Hoe werken containers?

Containers werken door het gebruik van containerisatietechnologie, die een laag van abstractie creëert tussen het besturingssysteem en de applicatie. Deze abstractielaag wordt een container genoemd en bevat alle benodigde bibliotheken, bestanden en configuraties die nodig zijn om de applicatie uit te voeren.

Containers maken gebruik van kernel-niveau virtualisatie om de geïsoleerde omgeving te bieden waarin applicaties kunnen worden uitgevoerd. Dit wordt bereikt door gebruik te maken van de processen- en namespacefuncties in het besturingssysteem. Deze functies zorgen ervoor dat elk containerproces wordt geïsoleerd van andere processen op de host en andere containers.

Containers hebben ook toegang tot een gemeenschappelijke set bronnen op de host, zoals de CPU, het geheugen en het netwerk. Deze bronnen kunnen worden gedeeld tussen containers om efficiënt gebruik te maken van de beschikbare middelen.

Een container wordt gemaakt door een image te bouwen, die een sjabloon bevat voor de omgeving waarin de applicatie zal worden uitgevoerd. Dit image bevat alle afhankelijkheden en configuraties die nodig zijn om de applicatie correct te laten werken. Wanneer een container van een image wordt gestart, wordt een instantie van de container gemaakt, die de applicatie in een geïsoleerde omgeving uitvoert.

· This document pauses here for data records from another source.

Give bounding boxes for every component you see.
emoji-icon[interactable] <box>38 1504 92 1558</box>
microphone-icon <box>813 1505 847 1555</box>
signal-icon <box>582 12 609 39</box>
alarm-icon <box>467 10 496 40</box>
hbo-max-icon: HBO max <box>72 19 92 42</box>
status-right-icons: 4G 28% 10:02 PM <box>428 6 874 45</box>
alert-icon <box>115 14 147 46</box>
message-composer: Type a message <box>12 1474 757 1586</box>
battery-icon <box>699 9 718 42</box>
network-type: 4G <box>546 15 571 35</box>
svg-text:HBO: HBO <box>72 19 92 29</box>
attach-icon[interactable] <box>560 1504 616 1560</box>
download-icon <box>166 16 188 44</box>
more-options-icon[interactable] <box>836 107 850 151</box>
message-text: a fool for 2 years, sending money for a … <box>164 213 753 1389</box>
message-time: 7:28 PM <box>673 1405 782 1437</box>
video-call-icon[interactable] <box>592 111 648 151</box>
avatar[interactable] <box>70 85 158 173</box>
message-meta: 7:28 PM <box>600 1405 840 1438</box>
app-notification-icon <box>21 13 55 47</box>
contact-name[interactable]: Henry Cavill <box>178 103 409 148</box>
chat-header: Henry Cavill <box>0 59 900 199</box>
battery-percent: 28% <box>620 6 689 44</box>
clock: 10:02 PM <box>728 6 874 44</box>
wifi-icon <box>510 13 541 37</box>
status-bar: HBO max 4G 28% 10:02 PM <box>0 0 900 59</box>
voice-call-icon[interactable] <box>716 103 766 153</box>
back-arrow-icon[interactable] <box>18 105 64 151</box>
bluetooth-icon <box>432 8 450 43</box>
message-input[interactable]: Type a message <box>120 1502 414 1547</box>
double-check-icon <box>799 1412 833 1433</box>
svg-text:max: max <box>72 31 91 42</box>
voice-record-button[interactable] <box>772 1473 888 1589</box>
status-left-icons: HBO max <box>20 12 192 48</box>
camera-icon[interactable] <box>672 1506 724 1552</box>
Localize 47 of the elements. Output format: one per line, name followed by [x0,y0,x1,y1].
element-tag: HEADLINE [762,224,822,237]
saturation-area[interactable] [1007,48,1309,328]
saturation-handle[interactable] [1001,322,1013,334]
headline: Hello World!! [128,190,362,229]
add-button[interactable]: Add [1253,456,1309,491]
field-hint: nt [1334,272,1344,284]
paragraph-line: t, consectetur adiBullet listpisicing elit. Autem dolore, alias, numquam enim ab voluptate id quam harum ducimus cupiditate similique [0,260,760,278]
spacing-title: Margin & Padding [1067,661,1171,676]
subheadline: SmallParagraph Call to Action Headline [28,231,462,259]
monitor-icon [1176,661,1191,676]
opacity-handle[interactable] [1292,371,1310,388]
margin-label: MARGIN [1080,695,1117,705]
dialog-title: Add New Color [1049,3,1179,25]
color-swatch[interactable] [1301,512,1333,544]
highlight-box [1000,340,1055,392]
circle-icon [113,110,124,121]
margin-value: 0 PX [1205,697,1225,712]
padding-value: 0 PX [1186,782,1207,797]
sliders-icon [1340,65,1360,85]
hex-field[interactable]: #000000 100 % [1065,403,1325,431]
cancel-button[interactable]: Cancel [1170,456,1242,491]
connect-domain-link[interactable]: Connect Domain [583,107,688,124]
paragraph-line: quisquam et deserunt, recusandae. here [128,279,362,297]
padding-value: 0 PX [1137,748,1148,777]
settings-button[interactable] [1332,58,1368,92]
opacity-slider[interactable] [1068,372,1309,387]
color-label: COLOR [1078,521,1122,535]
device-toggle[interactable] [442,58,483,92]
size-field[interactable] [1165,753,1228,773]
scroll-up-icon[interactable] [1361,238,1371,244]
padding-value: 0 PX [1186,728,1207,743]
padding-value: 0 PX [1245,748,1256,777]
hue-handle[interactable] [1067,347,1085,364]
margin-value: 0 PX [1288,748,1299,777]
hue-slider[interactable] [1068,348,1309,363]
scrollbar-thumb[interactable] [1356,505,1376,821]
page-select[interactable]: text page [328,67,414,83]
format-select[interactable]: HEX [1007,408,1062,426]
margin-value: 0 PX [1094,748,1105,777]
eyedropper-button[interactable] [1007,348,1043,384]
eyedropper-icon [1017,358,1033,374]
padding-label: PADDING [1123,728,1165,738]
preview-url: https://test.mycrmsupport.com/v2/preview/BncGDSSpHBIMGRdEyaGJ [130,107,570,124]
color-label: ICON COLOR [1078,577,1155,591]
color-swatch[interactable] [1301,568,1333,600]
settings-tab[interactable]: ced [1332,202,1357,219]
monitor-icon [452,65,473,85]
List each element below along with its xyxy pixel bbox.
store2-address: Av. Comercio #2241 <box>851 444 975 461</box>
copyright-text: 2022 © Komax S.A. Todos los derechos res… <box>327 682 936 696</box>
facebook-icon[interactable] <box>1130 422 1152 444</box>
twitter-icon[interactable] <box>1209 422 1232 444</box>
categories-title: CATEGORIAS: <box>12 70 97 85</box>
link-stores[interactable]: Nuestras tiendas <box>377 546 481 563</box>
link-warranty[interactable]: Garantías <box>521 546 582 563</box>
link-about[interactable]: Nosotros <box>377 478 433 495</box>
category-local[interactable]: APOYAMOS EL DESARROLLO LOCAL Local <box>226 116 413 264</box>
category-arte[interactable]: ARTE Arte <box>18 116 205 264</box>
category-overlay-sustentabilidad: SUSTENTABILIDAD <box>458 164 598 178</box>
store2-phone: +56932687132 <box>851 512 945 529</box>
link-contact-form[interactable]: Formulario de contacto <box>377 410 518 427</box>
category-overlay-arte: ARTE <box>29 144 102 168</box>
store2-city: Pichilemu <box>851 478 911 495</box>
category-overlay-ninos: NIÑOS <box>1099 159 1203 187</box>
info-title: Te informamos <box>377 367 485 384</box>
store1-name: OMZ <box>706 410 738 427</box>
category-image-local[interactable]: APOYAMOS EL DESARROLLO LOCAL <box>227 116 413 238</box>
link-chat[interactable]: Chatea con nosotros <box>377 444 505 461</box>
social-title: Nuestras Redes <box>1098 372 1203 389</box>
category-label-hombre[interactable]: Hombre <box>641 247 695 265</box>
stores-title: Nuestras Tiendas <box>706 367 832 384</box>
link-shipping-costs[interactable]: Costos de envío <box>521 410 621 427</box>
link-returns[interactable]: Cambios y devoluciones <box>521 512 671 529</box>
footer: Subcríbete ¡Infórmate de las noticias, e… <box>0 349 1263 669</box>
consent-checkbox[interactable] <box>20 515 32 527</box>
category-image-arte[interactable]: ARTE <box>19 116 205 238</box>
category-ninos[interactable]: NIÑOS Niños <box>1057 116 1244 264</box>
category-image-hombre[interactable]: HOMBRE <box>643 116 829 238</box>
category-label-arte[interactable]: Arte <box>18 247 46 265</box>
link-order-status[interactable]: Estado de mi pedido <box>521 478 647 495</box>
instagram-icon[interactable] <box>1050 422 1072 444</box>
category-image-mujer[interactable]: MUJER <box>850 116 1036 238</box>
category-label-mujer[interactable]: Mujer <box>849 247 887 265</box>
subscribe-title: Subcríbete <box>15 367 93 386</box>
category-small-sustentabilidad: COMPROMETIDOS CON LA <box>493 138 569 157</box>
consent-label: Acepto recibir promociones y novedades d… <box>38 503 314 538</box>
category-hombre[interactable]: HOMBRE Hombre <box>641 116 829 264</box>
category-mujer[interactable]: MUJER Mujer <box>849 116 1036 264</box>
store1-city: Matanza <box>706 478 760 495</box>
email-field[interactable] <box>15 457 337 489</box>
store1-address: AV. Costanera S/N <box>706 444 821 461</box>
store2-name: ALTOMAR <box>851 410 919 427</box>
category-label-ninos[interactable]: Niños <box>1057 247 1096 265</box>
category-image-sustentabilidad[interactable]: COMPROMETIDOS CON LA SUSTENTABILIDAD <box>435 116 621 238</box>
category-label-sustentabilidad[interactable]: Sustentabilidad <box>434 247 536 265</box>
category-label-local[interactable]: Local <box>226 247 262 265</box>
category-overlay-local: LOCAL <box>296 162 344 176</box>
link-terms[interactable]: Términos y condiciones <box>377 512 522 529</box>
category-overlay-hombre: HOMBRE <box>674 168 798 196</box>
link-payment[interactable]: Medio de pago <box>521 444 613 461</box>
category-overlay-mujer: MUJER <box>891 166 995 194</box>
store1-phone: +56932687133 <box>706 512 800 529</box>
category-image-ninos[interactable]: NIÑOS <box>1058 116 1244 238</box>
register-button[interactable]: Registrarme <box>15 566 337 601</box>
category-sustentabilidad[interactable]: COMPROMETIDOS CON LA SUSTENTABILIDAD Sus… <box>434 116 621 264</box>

Containers kunnen worden gestart, gestopt, verplaatst en verwijderd met behulp van containerbeheertools zoals Docker of Kubernetes. Deze tools bieden een eenvoudige en consistente manier om containers te beheren en te schalen, waardoor containers een populaire keuze zijn geworden voor het bouwen, implementeren en uitvoeren van moderne toepassingen.